Günlük gelişmeleri takip edebilmek için habertürk uygulamasını indirin
Gündem Ekonomi Dünya Spor Magazin Kadın Sağlık Yazılar Teknoloji Gastro Video Stil Resmi İlanlar

Bana, “bu kitabı mutlaka okumalısın” diyen “siyasi abi” kimdi hatırlamıyorum şimdi. Soluk, sepya bir fotoğrafta çok eski zamanlardan bugüne belleğimde kalan belli belirsiz yüzlerden bir yüzdür, o kadar. Hayal meyal bir yerlerde, karlı bir kış günü, her şeyin soğuktan donduğu, kaskatı kesildiği, sanki biraz sonra şehre kurtlar inecekmiş gibi bir havanın hüküm sürdüğü günlerden bir gündü; onu hatırlıyorum ama bana o kitabı tavsiye edeni hatırlamıyorum işte. Aradan yarım asırlık bir zaman geçmiş, o gün, o belirsiz yüz tarafından bana tavsiye edilen kitapta geçen birçok şeyi hatırlıyorum, ama o adamı hatırlamıyorum yine de.
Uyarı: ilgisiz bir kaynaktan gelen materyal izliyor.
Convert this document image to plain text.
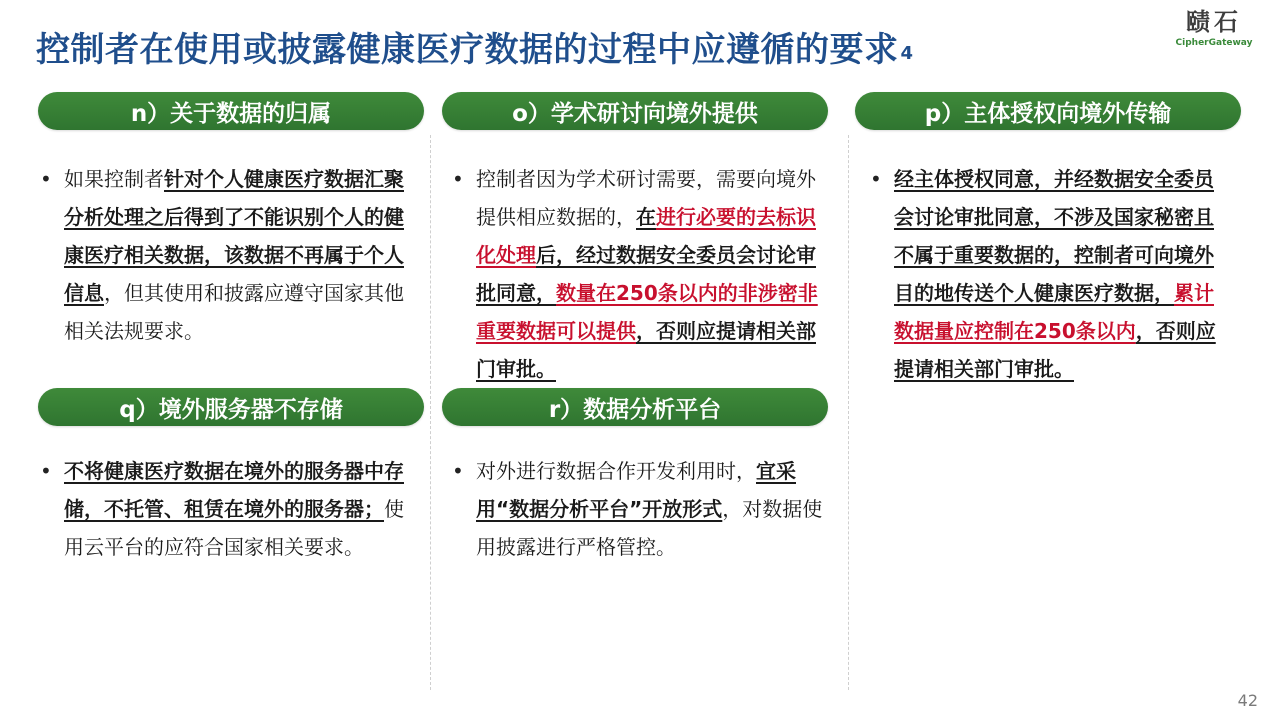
控制者在使用或披露健康医疗数据的过程中应遵循的要求 $^4$
赜石
CipherGateway
n）关于数据的归属	o）学术研讨向境外提供	p）主体授权向境外传输
q）境外服务器不存储	r）数据分析平台
• 如果控制者针对个人健康医疗数据汇聚分析处理之后得到了不能识别个人的健康医疗相关数据，该数据不再属于个人信息，但其使用和披露应遵守国家其他相关法规要求。
• 控制者因为学术研讨需要，需要向境外提供相应数据的，在进行必要的去标识化处理后，经过数据安全委员会讨论审批同意，数量在250条以内的非涉密非重要数据可以提供，否则应提请相关部门审批。
• 经主体授权同意，并经数据安全委员会讨论审批同意，不涉及国家秘密且不属于重要数据的，控制者可向境外目的地传送个人健康医疗数据，累计数据量应控制在250条以内，否则应提请相关部门审批。
• 不将健康医疗数据在境外的服务器中存储，不托管、租赁在境外的服务器；使用云平台的应符合国家相关要求。
• 对外进行数据合作开发利用时，宜采用“数据分析平台”开放形式，对数据使用披露进行严格管控。
42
Hafızanın bir oyunudur; geçmişte aynı anda yaşadığımız bir sürü hadisenin içinden biri diğerlerini ezer, zamanla hatırlanmak istenen baskın gelir ötekilere, o öne fırlar, kendini hep canlı tutar aklımızda, ötekiler de kenara çekilir, hatırlanmak için gününü bekler. Galiba başıma gelen de buna benzer bir şeydir.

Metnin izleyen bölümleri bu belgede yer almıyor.